Only 20 built out of 96 planned last year
Shaky start for GN housing construction
The Government of Nunavut's $200-million social housing construction scheme got off to an ill-prepared start in its first year, Sheila Fraser, the Auditor General of Canada, said in a special report on the Nunavut Housing Corp. tabled in the legislative assembly last week.
Of 96 social housing units that the housing corporation was to build in the summer of 2007, only 20 had been finished by last December.
"Already short-staffed, with 23 of 89 positions vacant at the end of December 2007, the corporation is facing a significant challenge in carrying out the strategy…" Fraser said.
The auditor general said the housing corporation actually did a good job figuring out what kind of housing units are needed in Nunavut.
And she pointed out that in 2006, the Crown corporation received an award from the Canada Mortgage and Housing Corp. for the five-plex design it's using for many of the new units.
But she also found the understaffed housing corporation did not prepare well for the construction phase of the program and that "difficulties began to develop as soon as it [the program] began."
Those problems include workers not showing up to construction sites, delays in shipping construction materials to communities and uncertainty about whether apprentices will work enough hours to become licenced tradespeople.
The auditor general found these problems arose, in part, because the $200-million social housing construction plan is the biggest that Nunavut has ever taken on.
At the same time, she said the Crown corporation is badly understaffed, with 23 of 89 positions sitting vacant by the end of last year.
And she also found that corporation staff did not do enough to figure out what risks it faced or plan how to manage them.
That, in turn, led to these types of problems:
- in six communities, contractors either showed no interest in bidding for contracts, or made bids that were so high, no contract was awarded;
- two contractors withdrew their bids because they felt they couldn't meet training and education requirements;
- the corporation's district offices acted as project managers in 12 communities, "which added to the workload of staff who were already overworked;"
- construction materials either arrived late; were sent to the wrong communities; were left in a Montreal warehouse; or were damaged.
Fraser also criticized the process that led to the selection of Aaruja Development Corp. of Clyde River as the contractor responsible for receiving, repackaging and sending building material to Nunavut communities.
She said housing corporation officials did not properly evaluate the three proposals that were submitted for the job, all of which were incomplete.
Although she didn't refer to the Aaruja firm by name, she said corporation staff did no background checks on the winning bidder.
If they had, they would have discovered that Aaruja had limited experience in marshalling and repackaging construction material, and had limited storage space.
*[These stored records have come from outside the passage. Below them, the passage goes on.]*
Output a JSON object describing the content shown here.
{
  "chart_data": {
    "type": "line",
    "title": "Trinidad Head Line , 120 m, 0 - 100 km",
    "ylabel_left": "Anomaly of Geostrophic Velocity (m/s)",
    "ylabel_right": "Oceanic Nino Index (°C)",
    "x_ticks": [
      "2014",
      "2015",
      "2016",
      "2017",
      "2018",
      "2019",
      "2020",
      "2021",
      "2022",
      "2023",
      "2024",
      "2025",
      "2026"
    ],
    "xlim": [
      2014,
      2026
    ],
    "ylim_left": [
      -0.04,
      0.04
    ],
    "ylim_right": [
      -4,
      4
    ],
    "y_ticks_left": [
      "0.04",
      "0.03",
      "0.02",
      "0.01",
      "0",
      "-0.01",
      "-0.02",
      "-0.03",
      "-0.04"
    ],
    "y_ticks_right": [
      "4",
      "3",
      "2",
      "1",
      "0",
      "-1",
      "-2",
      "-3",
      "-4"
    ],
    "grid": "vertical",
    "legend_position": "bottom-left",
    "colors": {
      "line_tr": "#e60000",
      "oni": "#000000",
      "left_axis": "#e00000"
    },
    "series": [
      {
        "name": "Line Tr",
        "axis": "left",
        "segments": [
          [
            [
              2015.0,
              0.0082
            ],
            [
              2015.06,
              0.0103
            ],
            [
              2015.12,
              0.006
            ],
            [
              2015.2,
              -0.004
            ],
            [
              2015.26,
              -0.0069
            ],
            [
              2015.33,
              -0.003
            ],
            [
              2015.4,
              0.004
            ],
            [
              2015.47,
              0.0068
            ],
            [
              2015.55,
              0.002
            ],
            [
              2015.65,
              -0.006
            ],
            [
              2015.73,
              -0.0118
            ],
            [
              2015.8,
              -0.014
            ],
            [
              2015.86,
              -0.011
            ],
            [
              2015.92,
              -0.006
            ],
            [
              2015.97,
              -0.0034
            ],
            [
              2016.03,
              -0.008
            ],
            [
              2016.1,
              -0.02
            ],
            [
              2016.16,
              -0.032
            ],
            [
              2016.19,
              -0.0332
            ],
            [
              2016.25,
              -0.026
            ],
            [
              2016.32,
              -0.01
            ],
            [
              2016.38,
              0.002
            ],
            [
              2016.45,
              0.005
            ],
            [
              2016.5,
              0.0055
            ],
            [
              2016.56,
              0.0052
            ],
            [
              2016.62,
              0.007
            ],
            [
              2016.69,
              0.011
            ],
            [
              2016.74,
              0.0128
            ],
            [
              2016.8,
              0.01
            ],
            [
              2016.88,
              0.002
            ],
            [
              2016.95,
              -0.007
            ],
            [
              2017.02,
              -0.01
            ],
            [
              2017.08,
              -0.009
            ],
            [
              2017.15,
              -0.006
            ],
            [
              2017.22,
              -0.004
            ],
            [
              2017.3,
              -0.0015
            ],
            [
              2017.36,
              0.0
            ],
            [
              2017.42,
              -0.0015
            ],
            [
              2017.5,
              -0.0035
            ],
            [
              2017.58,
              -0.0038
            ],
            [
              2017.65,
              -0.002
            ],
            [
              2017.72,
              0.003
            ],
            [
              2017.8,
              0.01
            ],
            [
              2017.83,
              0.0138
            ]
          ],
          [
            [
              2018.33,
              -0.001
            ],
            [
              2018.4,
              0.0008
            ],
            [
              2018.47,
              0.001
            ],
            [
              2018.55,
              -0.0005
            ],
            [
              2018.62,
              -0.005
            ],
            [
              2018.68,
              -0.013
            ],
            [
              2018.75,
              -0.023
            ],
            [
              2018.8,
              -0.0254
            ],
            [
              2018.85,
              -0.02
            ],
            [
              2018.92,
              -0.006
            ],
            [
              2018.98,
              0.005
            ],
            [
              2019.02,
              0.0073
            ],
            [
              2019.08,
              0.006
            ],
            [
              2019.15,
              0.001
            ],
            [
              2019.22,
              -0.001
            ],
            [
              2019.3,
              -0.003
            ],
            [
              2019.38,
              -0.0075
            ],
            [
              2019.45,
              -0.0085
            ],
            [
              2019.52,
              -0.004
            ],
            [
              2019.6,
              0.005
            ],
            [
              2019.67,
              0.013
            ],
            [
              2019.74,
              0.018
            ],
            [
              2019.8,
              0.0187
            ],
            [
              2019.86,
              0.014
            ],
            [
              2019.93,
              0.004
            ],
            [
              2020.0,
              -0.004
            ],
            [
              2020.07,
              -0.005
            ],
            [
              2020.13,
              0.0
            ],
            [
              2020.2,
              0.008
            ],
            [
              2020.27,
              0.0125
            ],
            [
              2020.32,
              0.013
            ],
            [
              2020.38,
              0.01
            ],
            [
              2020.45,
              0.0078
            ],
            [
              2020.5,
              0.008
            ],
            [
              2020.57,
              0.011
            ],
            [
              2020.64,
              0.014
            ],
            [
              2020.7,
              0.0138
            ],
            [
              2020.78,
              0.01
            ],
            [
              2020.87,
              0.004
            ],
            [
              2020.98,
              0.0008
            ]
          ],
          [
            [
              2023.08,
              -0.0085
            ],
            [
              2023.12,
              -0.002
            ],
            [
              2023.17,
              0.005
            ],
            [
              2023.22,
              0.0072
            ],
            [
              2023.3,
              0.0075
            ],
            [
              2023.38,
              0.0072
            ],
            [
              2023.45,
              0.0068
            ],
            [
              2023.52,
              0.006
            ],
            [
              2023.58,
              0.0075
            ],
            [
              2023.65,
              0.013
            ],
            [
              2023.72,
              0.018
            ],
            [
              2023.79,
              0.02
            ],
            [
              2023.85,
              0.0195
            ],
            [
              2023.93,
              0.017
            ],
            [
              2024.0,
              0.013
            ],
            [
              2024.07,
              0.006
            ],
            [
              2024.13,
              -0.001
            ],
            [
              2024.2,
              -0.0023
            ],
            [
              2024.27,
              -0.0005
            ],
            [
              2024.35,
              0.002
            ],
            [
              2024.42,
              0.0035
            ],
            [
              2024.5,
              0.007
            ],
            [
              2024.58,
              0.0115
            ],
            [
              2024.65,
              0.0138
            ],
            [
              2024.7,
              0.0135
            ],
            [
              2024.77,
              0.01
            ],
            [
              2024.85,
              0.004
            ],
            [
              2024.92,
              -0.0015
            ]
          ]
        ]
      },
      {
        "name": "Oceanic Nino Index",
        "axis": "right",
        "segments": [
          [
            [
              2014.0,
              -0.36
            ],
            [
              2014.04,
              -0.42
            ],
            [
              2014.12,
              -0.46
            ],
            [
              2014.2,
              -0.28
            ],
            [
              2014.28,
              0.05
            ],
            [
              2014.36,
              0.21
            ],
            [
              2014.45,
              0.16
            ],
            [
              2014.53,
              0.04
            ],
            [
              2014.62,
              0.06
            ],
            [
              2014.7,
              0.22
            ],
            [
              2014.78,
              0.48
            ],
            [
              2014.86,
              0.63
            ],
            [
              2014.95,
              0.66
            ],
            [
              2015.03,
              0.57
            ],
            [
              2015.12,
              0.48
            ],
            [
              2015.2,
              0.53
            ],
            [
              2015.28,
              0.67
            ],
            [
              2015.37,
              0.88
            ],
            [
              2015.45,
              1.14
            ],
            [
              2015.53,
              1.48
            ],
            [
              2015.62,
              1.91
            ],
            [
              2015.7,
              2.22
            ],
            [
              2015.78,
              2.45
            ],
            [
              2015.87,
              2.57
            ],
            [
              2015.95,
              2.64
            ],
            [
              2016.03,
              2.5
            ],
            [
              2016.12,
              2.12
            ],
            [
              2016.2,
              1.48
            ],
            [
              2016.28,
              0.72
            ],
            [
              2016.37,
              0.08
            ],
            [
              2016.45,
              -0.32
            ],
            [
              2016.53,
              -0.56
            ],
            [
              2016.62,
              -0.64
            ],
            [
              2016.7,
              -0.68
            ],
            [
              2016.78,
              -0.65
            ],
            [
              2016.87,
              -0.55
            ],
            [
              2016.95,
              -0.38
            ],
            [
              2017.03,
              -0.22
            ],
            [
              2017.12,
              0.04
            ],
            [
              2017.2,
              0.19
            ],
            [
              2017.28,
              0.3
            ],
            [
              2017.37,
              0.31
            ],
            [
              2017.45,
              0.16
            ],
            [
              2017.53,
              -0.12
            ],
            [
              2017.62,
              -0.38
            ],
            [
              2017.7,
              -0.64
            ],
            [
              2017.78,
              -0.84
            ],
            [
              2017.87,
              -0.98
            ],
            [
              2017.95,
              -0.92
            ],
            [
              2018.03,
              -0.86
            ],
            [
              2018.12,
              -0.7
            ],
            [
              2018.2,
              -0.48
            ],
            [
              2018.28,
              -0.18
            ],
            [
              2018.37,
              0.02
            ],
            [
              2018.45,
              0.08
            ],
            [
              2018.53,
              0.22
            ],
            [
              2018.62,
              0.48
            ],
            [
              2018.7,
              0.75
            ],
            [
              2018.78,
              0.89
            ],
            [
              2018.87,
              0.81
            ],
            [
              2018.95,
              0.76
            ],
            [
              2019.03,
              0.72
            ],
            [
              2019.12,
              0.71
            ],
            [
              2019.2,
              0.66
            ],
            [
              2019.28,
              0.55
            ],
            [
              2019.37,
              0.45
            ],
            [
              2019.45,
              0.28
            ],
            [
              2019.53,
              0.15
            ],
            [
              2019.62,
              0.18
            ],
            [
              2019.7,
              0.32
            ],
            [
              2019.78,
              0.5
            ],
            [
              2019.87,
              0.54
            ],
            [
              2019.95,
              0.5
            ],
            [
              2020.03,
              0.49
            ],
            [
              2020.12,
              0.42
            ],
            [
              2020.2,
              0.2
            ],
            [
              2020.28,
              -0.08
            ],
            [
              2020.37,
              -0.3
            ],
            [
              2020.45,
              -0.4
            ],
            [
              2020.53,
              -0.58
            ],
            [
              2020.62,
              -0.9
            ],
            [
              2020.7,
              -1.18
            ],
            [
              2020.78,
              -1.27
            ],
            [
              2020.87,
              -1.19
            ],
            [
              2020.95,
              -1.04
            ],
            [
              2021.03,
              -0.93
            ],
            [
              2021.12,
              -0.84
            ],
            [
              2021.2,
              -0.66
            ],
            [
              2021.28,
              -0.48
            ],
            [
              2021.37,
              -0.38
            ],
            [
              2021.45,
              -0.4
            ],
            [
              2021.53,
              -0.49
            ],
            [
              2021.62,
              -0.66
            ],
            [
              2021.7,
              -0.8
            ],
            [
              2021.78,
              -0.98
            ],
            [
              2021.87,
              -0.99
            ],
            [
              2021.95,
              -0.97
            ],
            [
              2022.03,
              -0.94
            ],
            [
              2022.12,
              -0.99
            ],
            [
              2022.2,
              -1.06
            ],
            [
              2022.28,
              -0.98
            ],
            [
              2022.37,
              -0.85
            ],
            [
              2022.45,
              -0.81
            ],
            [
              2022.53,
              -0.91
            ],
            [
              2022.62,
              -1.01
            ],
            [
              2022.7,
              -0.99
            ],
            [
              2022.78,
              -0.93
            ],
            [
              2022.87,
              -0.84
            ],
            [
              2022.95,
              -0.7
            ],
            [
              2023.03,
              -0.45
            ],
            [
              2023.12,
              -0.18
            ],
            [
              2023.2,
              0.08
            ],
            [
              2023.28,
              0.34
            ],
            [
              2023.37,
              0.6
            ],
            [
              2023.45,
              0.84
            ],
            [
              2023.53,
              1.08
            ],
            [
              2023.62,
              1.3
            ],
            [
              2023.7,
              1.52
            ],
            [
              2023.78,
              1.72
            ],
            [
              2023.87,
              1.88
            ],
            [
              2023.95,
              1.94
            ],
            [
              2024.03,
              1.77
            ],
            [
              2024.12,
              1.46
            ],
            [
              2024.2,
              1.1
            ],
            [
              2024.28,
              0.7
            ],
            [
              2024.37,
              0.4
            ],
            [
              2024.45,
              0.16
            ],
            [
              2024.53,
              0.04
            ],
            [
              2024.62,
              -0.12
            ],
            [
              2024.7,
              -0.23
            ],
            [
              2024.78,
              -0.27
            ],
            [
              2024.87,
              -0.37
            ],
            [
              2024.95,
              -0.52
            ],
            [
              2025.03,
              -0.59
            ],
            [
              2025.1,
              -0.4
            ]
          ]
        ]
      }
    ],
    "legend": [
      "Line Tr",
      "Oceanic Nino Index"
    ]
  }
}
The resulting fiasco cost the corporation at least $500,000 to move construction material left behind in Montreal to a new contractor's premises.
That figure does not include the cost of replacing damaged material for reshipment to affected communities. The housing corporation is still doing an inventory of all material shipped to communities to figure out how much was damaged last year.
The housing corporation cancelled its contract with Aaruja last December, and instead chose Illamar Marshalling Inc. of Chesterville, Ont., near Ottawa, to prepare future batches of construction supplies.
Of the 76 unfinished units, the auditor general's staff found that work was:
- 66 per cent complete in the Kivalliq region;
- 48 per cent complete in the Kitikmeot region;
- 81 per cent complete in the Baffin region.
In addition to the 96 units that were supposed to be built last year, under the housing corporation's plan, 236 are to be built this year, 310 next year and 83 in 2010.
But Fraser said in her report that the program's first-year screw-ups raise doubts about whether the planned number of units can be constructed on schedule and on budget.
The $200-million social housing scheme flows from a 2006 announcement made by Stephen Harper's Conservative government in its first budget.
The money is to be managed within a special pot called the Nunavut Housing Trust. It's expected to pay for about 725 new dwelling units.
Part of the GN's plan is to use the Nunavut Housing Trust project for trades training and apprenticeships.
Last week's auditor general's report is a part of a series of special performance audits that Fraser's officials are conducting on selected Nunavut government agencies and departments.